Earlier this week the Australian Greens announced a $250 million annual Active Transport Fund for bikes and walking infrastructure, to cut pollution, reduce traffic congestion and encourage physical activity.
“The bike is the world’s most energy efficient vehicle, but its role in a clean transport future is largely being ignored,” said Senator Janet Rice, the Australian Greens transport spokesperson.
“The Greens vision for infrastructure includes a $250 million annual commitment to active transport, which will make it easier and safer for people to jump on their bike or make their journey by foot. This will ease congestion, reduce the pollution that is causing global warming and create a healthier community.

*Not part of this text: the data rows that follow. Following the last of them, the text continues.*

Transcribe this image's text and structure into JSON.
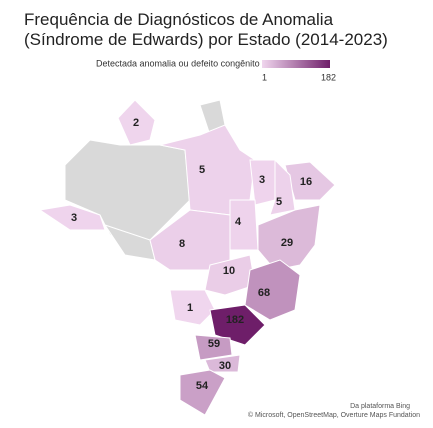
{
  "chart_data": {
    "type": "choropleth",
    "title": "Frequência de Diagnósticos de Anomalia (Síndrome de Edwards) por Estado (2014-2023)",
    "legend_title": "Detectada anomalia ou defeito congênito",
    "color_range": [
      1,
      182
    ],
    "colors": [
      "#f0d6ee",
      "#6e1e69"
    ],
    "values": [
      2,
      5,
      3,
      16,
      3,
      5,
      4,
      29,
      8,
      10,
      68,
      1,
      182,
      59,
      30,
      54
    ],
    "attribution": [
      "Da plataforma Bing",
      "© Microsoft, OpenStreetMap, Overture Maps Fundation"
    ]
  }
}
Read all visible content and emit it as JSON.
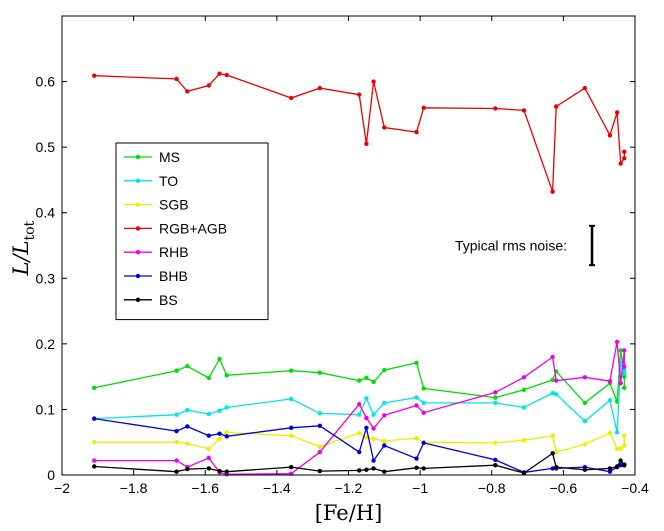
{
  "chart_data": {
    "type": "line",
    "title": "",
    "xlabel": "[Fe/H]",
    "ylabel": {
      "main": "L/L",
      "sub": "tot"
    },
    "xlim": [
      -2,
      -0.4
    ],
    "ylim": [
      0,
      0.7
    ],
    "xticks": [
      -2,
      -1.8,
      -1.6,
      -1.4,
      -1.2,
      -1,
      -0.8,
      -0.6,
      -0.4
    ],
    "xtick_labels": [
      "−2",
      "−1.8",
      "−1.6",
      "−1.4",
      "−1.2",
      "−1",
      "−0.8",
      "−0.6",
      "−0.4"
    ],
    "yticks": [
      0,
      0.1,
      0.2,
      0.3,
      0.4,
      0.5,
      0.6
    ],
    "ytick_labels": [
      "0",
      "0.1",
      "0.2",
      "0.3",
      "0.4",
      "0.5",
      "0.6"
    ],
    "grid": false,
    "legend_position": "left",
    "annotation": {
      "text": "Typical rms noise:",
      "errorbar": {
        "x": -0.52,
        "y": 0.35,
        "half_range": 0.03
      }
    },
    "x": [
      -1.91,
      -1.68,
      -1.65,
      -1.59,
      -1.56,
      -1.54,
      -1.36,
      -1.28,
      -1.17,
      -1.15,
      -1.13,
      -1.1,
      -1.01,
      -0.99,
      -0.79,
      -0.71,
      -0.63,
      -0.62,
      -0.54,
      -0.47,
      -0.45,
      -0.44,
      -0.43,
      -0.43
    ],
    "series": [
      {
        "name": "MS",
        "color": "#00dd00",
        "values": [
          0.133,
          0.159,
          0.166,
          0.148,
          0.177,
          0.152,
          0.159,
          0.156,
          0.144,
          0.148,
          0.142,
          0.16,
          0.171,
          0.132,
          0.118,
          0.13,
          0.145,
          0.158,
          0.11,
          0.14,
          0.112,
          0.19,
          0.15,
          0.133
        ]
      },
      {
        "name": "TO",
        "color": "#00e5e5",
        "values": [
          0.086,
          0.092,
          0.099,
          0.093,
          0.098,
          0.103,
          0.116,
          0.094,
          0.092,
          0.117,
          0.092,
          0.11,
          0.118,
          0.11,
          0.11,
          0.103,
          0.125,
          0.123,
          0.082,
          0.114,
          0.065,
          0.17,
          0.16,
          0.155
        ]
      },
      {
        "name": "SGB",
        "color": "#eeee00",
        "values": [
          0.05,
          0.05,
          0.048,
          0.04,
          0.055,
          0.065,
          0.06,
          0.043,
          0.064,
          0.057,
          0.055,
          0.052,
          0.056,
          0.05,
          0.049,
          0.053,
          0.06,
          0.035,
          0.047,
          0.064,
          0.04,
          0.04,
          0.045,
          0.06
        ]
      },
      {
        "name": "RGB+AGB",
        "color": "#ee0000",
        "values": [
          0.609,
          0.604,
          0.585,
          0.594,
          0.612,
          0.61,
          0.575,
          0.59,
          0.58,
          0.505,
          0.6,
          0.53,
          0.523,
          0.56,
          0.559,
          0.556,
          0.432,
          0.562,
          0.59,
          0.518,
          0.553,
          0.475,
          0.483,
          0.493
        ]
      },
      {
        "name": "RHB",
        "color": "#ee00ee",
        "values": [
          0.022,
          0.022,
          0.012,
          0.026,
          0.004,
          0.001,
          0.002,
          0.035,
          0.108,
          0.087,
          0.071,
          0.091,
          0.106,
          0.095,
          0.126,
          0.149,
          0.18,
          0.144,
          0.149,
          0.143,
          0.203,
          0.14,
          0.19,
          0.165
        ]
      },
      {
        "name": "BHB",
        "color": "#0000dd",
        "values": [
          0.086,
          0.067,
          0.074,
          0.06,
          0.063,
          0.059,
          0.072,
          0.075,
          0.035,
          0.072,
          0.022,
          0.045,
          0.025,
          0.049,
          0.023,
          0.004,
          0.01,
          0.01,
          0.012,
          0.005,
          0.012,
          0.015,
          0.015,
          0.016
        ]
      },
      {
        "name": "BS",
        "color": "#000000",
        "values": [
          0.013,
          0.005,
          0.009,
          0.01,
          0.006,
          0.005,
          0.012,
          0.006,
          0.007,
          0.008,
          0.01,
          0.005,
          0.011,
          0.01,
          0.015,
          0.003,
          0.033,
          0.012,
          0.008,
          0.01,
          0.013,
          0.022,
          0.015,
          0.015
        ]
      }
    ]
  }
}
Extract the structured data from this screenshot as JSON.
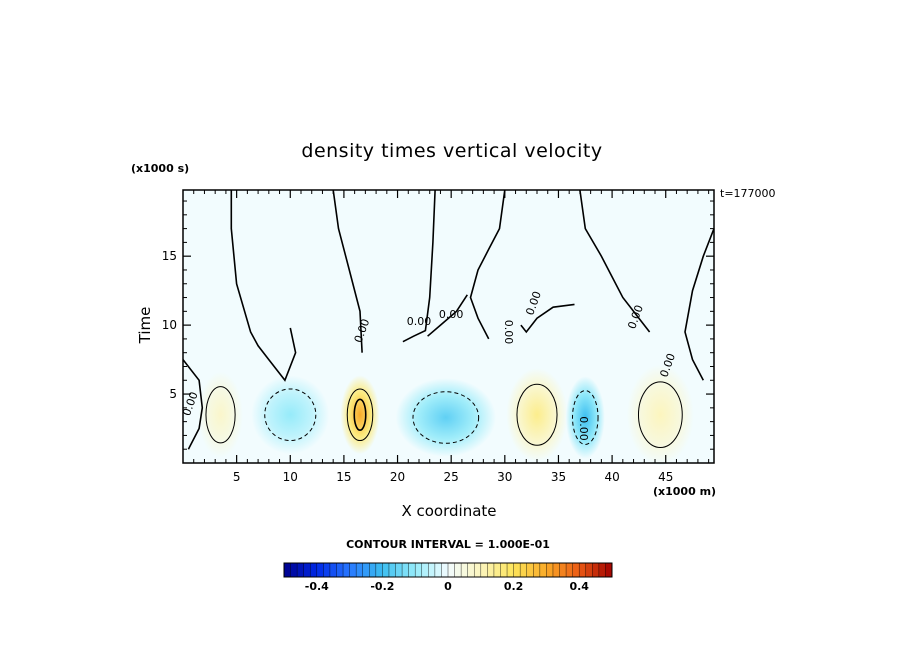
{
  "chart_data": {
    "type": "heatmap",
    "title": "density times vertical velocity",
    "xlabel": "X coordinate",
    "ylabel": "Time",
    "x_unit": "(x1000 m)",
    "y_unit": "(x1000 s)",
    "time_label": "t=177000",
    "xlim": [
      0,
      49.5
    ],
    "ylim": [
      0,
      19.8
    ],
    "xticks": [
      5,
      10,
      15,
      20,
      25,
      30,
      35,
      40,
      45
    ],
    "yticks": [
      5,
      10,
      15
    ],
    "contour_interval_label": "CONTOUR INTERVAL = 1.000E-01",
    "contour_labels": [
      "0.00",
      "0.00",
      "0.00",
      "0.00",
      "0.00",
      "0.00",
      "0.00",
      "0.00",
      "0.00"
    ],
    "colorbar": {
      "range": [
        -0.5,
        0.5
      ],
      "ticks": [
        "-0.4",
        "-0.2",
        "0",
        "0.2",
        "0.4"
      ],
      "tick_values": [
        -0.4,
        -0.2,
        0,
        0.2,
        0.4
      ]
    },
    "features": [
      {
        "x": 3.5,
        "y": 3.5,
        "value": 0.08,
        "sx": 1.6,
        "sy": 2.4
      },
      {
        "x": 10,
        "y": 3.5,
        "value": -0.1,
        "sx": 2.8,
        "sy": 2.2
      },
      {
        "x": 16.5,
        "y": 3.5,
        "value": 0.3,
        "sx": 1.4,
        "sy": 2.2
      },
      {
        "x": 24.5,
        "y": 3.3,
        "value": -0.16,
        "sx": 3.6,
        "sy": 2.2
      },
      {
        "x": 33,
        "y": 3.5,
        "value": 0.15,
        "sx": 2.2,
        "sy": 2.6
      },
      {
        "x": 37.5,
        "y": 3.3,
        "value": -0.2,
        "sx": 1.4,
        "sy": 2.3
      },
      {
        "x": 44.5,
        "y": 3.5,
        "value": 0.1,
        "sx": 2.4,
        "sy": 2.8
      }
    ]
  },
  "colors": {
    "zero_fill": "#f2fcfe",
    "line": "#000000"
  }
}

“Last year, 32 people died while riding their bikes on Australian roads. Over the past five years, cyclist deaths are the only category of roads users whose death toll is trending upwards. The best way to prevent these tragedies is to invest in safer facilities for people to ride.”
The Greens have outlined how the plan will ease congestion, saving the taxpayer at the same time.
“We all want to be able to travel without the congestion choking our roads. Half of the car trips in our capital cities are less than five kilometres, which is easily doable on a bike. All we need is the right infrastructure to make these journeys quick, safe and easy,” said Senator Rice, who is rides her bike daily as a commuter cyclist.
“An investment of $1 million builds around a kilometre of bike path – and a pretty fancy bike path at that. In comparison, the failed East West Link toll road in Melbourne was going to cost around $1 billion for every kilometre of road.
“The Greens plan will ease the strain on our health system by promoting good health practices and tackling Australia’s weight problem. Almost two-thirds of Australian adults and a quarter of children are overweight or obese. Getting on our bike or walking for half an hour just three times a week makes us healthier, both physically and mentally.
“We cannot leave bike and walking infrastructure to state and local governments alone. This leads to many areas simply missing out because of lack of funds, inefficiencies, and projects ending at council borders.